ETH erlebte die größte Liquidationswelle seit 2021

- ETH erlebte die größten Liquidationen seit Mai 2021, nachdem der Kryptomarkt gehebelte Positionen im Wert von 1,53 Milliarden Dollar vernichtet hatte.
- ETH erholte sich und stieg über 4.200 US-Dollar, da die meisten Long-Positionen sowie 22 Millionen US-Dollar an gehebelten Krediten vernichtet wurden.
- Der Markt hofft weiterhin auf eine Erholung nach dem Abbau der risikoreichen Hebelpositionen.
Ethereum (ETH) erlebte eine massive Liquidationswelle, als der Marktabschwung sich bis in die neue Woche fortsetzte. Durch die Liquidationen wurden 1,53 US-Dollar vom Markt vernichtet, und die Daten deuten auf einen weiteren Kursverfall hin.
Ethereum (ETH) ist von den größten Liquidationswellen seit 2021 bedroht. Der Kryptomarkt vernichtete am Montag innerhalb weniger Stunden insgesamt 1,53 Milliarden US-Dollar und setzte damit die vergleichsweise geringen Liquidationen des Wochenendes fort. Insgesamt wurden die Positionen von 404.386 Händlern liquidiert, wobei ETH und Altcoins mit Long-Positionen am stärksten betroffen waren.

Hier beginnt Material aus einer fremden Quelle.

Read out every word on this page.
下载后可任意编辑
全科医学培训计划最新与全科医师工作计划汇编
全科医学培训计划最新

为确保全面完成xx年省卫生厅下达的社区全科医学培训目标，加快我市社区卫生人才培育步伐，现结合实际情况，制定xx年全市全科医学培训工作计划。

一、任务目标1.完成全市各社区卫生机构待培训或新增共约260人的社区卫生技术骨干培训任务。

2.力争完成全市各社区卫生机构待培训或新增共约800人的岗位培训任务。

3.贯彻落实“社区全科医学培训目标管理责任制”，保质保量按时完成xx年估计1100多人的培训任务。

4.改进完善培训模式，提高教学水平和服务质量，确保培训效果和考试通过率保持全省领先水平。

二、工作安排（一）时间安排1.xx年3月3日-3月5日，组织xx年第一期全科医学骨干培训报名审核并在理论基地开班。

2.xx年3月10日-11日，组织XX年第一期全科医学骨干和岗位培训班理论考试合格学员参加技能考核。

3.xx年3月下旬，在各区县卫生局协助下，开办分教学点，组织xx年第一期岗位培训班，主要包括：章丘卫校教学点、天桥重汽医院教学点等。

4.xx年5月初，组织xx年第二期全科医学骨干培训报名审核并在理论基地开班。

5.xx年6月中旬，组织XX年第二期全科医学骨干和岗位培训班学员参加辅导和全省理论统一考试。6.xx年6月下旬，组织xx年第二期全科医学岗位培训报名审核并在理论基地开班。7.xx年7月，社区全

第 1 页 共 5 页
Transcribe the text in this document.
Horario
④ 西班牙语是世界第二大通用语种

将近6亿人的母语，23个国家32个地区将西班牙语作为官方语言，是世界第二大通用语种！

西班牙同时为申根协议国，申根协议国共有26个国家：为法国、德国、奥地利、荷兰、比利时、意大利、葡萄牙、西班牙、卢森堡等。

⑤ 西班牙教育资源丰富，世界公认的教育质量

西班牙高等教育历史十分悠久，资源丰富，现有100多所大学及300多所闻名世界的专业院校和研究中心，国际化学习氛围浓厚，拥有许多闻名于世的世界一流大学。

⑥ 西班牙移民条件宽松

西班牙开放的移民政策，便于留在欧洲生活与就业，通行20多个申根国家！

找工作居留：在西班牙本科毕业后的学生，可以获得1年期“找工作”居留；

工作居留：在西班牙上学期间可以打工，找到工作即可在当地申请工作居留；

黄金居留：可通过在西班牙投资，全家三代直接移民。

Allein bei Ethereum kam es zu Liquidationen im Wert von rund 900 Millionen US-Dollar, was den gesamten Altcoin-Markt – zusammen mit der jüngsten Erholung Defi und Kreditsektor – in Gefahr brachte. Infolgedessen fiel der ETH-Kurs unter 4.200 US-Dollar, behielt aber eine Marktdominanz von 12,8 %.

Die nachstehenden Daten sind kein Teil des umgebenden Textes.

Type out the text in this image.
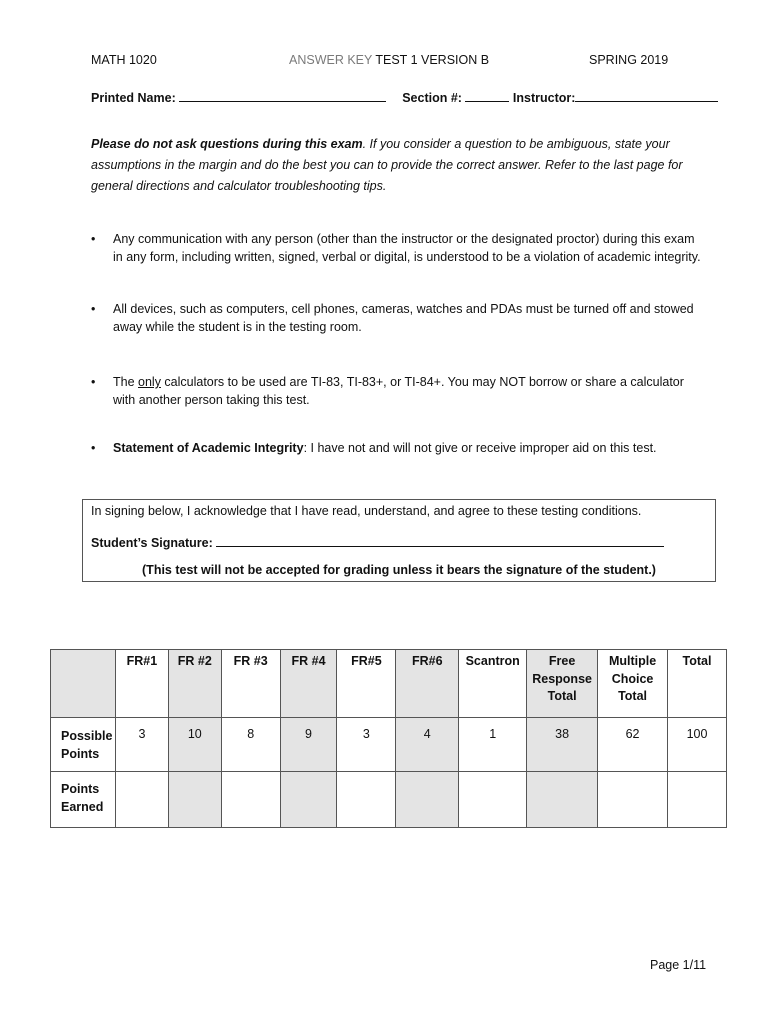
MATH 1020	ANSWER KEY TEST 1 VERSION B	SPRING 2019
Printed Name:	Section #:	Instructor:
Please do not ask questions during this exam. If you consider a question to be ambiguous, state your assumptions in the margin and do the best you can to provide the correct answer. Refer to the last page for general directions and calculator troubleshooting tips.
• Any communication with any person (other than the instructor or the designated proctor) during this exam in any form, including written, signed, verbal or digital, is understood to be a violation of academic integrity.
• All devices, such as computers, cell phones, cameras, watches and PDAs must be turned off and stowed away while the student is in the testing room.
• The only calculators to be used are TI-83, TI-83+, or TI-84+. You may NOT borrow or share a calculator with another person taking this test.
• Statement of Academic Integrity: I have not and will not give or receive improper aid on this test.
In signing below, I acknowledge that I have read, understand, and agree to these testing conditions.
Student’s Signature:
(This test will not be accepted for grading unless it bears the signature of the student.)
	FR#1	FR #2	FR #3	FR #4	FR#5	FR#6	Scantron	Free Response Total	Multiple Choice Total	Total
Possible Points	3	10	8	9	3	4	1	38	62	100
Points Earned										
Page 1/11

ETH verzeichnete zudem die größte Liquidation seit Mai 2021. Diesmal erwies sich der Markt als widerstandsfähiger, denn bei einer Liquidation dieser Größenordnung verlor ETH zuletzt 45 % seines Marktwerts. Die aktuelle Liquidationsrunde gilt als bedeutend, doch der Preisverfall hat sich bisher begrenzt.
Ein Großteil der verfügbaren ETH-Liquidität wurde abgezogen, und die Kurse begannen sich von den jüngsten Tiefständen zu erholen. Laut AlphaCal- Datenist der Schuldenabbau bei BTC und ETH noch nicht abgeschlossen, und es könnten weitere Liquidationen folgen.
Auch die Liquidationen DeFi stiegen sprunghaft an, wenn auch in geringerem Umfang. Allein am vergangenen Tag wurden Kryptokredite im Wert von fast 22 Millionen US-Dollar liquidiert, wobei ETH und WETH als Sicherheiten dienten
Wale verkauften ETH während der Panik
Während der letzten Liquidationsaktion verzeichnete ETH relativ geringe Spot-Verkaufsvolumina, obwohl einige Großinvestoren entweder strategisch oder in Panik verkauften.
Einem Großinvestor gelang es kurz vor dem Markteinbruch, ETH im Wert Binance. Dieser von über 72 Millionen US-Dollar zu platzieren und die Token an zu senden Großinvestor entpackt außerdem AETHWETH von Aave und wandelt es in reguläres ETH um, das sich leichter verkaufen lässt.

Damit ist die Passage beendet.